The sharper answer to your question comes from how artifacts get generalized before they're filed away. Can agents learn reusable sub-task routines from past experience? (Agent Workflow Memory) induces routines at *finer granularity than whole tasks* and strips out example-specific values — so instead of saving 'book a flight from NYC to LA on Tuesday,' it saves the reusable booking sub-routine. That abstraction step is the difference between a library of reusable patterns and a pile of redundant narrow snapshots, and it's where the 24–51% gains come from. Without it, you'd just be caching specific solved instances.
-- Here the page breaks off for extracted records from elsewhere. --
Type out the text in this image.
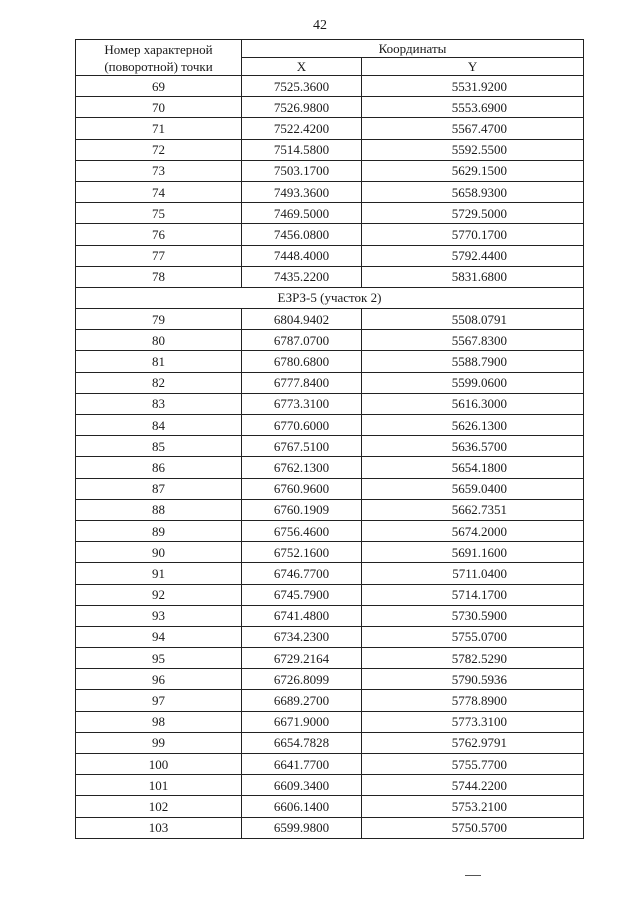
42
Номер характерной (поворотной) точки	Координаты	
	X	Y
69	7525.3600	5531.9200
70	7526.9800	5553.6900
71	7522.4200	5567.4700
72	7514.5800	5592.5500
73	7503.1700	5629.1500
74	7493.3600	5658.9300
75	7469.5000	5729.5000
76	7456.0800	5770.1700
77	7448.4000	5792.4400
78	7435.2200	5831.6800
ЕЗРЗ-5 (участок 2)		
79	6804.9402	5508.0791
80	6787.0700	5567.8300
81	6780.6800	5588.7900
82	6777.8400	5599.0600
83	6773.3100	5616.3000
84	6770.6000	5626.1300
85	6767.5100	5636.5700
86	6762.1300	5654.1800
87	6760.9600	5659.0400
88	6760.1909	5662.7351
89	6756.4600	5674.2000
90	6752.1600	5691.1600
91	6746.7700	5711.0400
92	6745.7900	5714.1700
93	6741.4800	5730.5900
94	6734.2300	5755.0700
95	6729.2164	5782.5290
96	6726.8099	5790.5936
97	6689.2700	5778.8900
98	6671.9000	5773.3100
99	6654.7828	5762.9791
100	6641.7700	5755.7700
101	6609.3400	5744.2200
102	6606.1400	5753.2100
103	6599.9800	5750.5700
But the most direct evidence that libraries *don't* self-clean comes from Can a separate trained curator improve skill libraries better than frozen agents? (SkillOS). It found that left to a frozen agent, repositories drift toward 'generic verbose additions' — exactly the redundant-narrow-artifact problem. The fix was a *separate trained curator* whose whole job is to evolve the repository toward actionable execution logic and cross-task meta-skills. The proliferation is the default failure mode; preventing it required a dedicated learning process, not just a place to put things. This echoes a broader limit in What stops large language models from improving themselves?: a system can't reliably improve itself without something external validating the changes — a library can't curate itself any more than a model can verify itself.
Worth knowing as a contrast: proliferation isn't always the enemy — sometimes the opposite, collapse, is. Does RL training collapse format diversity in pretrained models? shows RL training crushing format diversity down to one dominant winner, and Can isolating task-specific parameters prevent multi-task fine-tuning interference? shows that deliberately *isolating* task-specific structure beats letting everything merge. Read together, the corpus frames a real tension: you want enough abstraction and curation to stop redundant narrow skills from piling up, but not so much convergence that you lose the distinct capabilities that made separate skills worth keeping in the first place.
Sources 6 notes
VOYAGER demonstrates that storing executable skills in an embedding-indexed library and composing complex skills from simpler ones allows agents to learn continuously while avoiding the forgetting that occurs with weight-update-based methods. Environmental feedback refines skills while an automatic curriculum drives continual exploration.
Agent Workflow Memory induces sub-task routines at finer granularity than full tasks, abstracts example-specific values, and compounds them hierarchically. This produces 24.6% relative gain on Mind2Web and 51.1% on WebArena, with larger gains as train-test gaps widen.
SkillOS shows that separating a trainable curator from a frozen executor, grouped by task streams, causes skill repositories to shift from generic verbose additions toward actionable execution logic and cross-task meta-strategies. The trained curator generalizes across different executor backbones and domains.
Self-improvement in LLMs is formally bounded by the generation-verification gap, meaning every reliable fix requires something external to validate and enforce it. Models cannot escape this constraint through metacognition alone.
Controlled experiments show RL consistently amplifies one format distribution from pretraining within the first epoch while collapsing alternatives. The winning format depends on model scale, not necessarily performance, and is largely hidden when starting from proprietary pretrained models.
Research shows that identifying core parameter regions per task, clustering overlapping tasks, and freezing core parameters while geometrically merging non-core parameters consistently outperforms standard multi-task fine-tuning. Temporal task scheduling alone proves insufficient without explicit structural parameter isolation.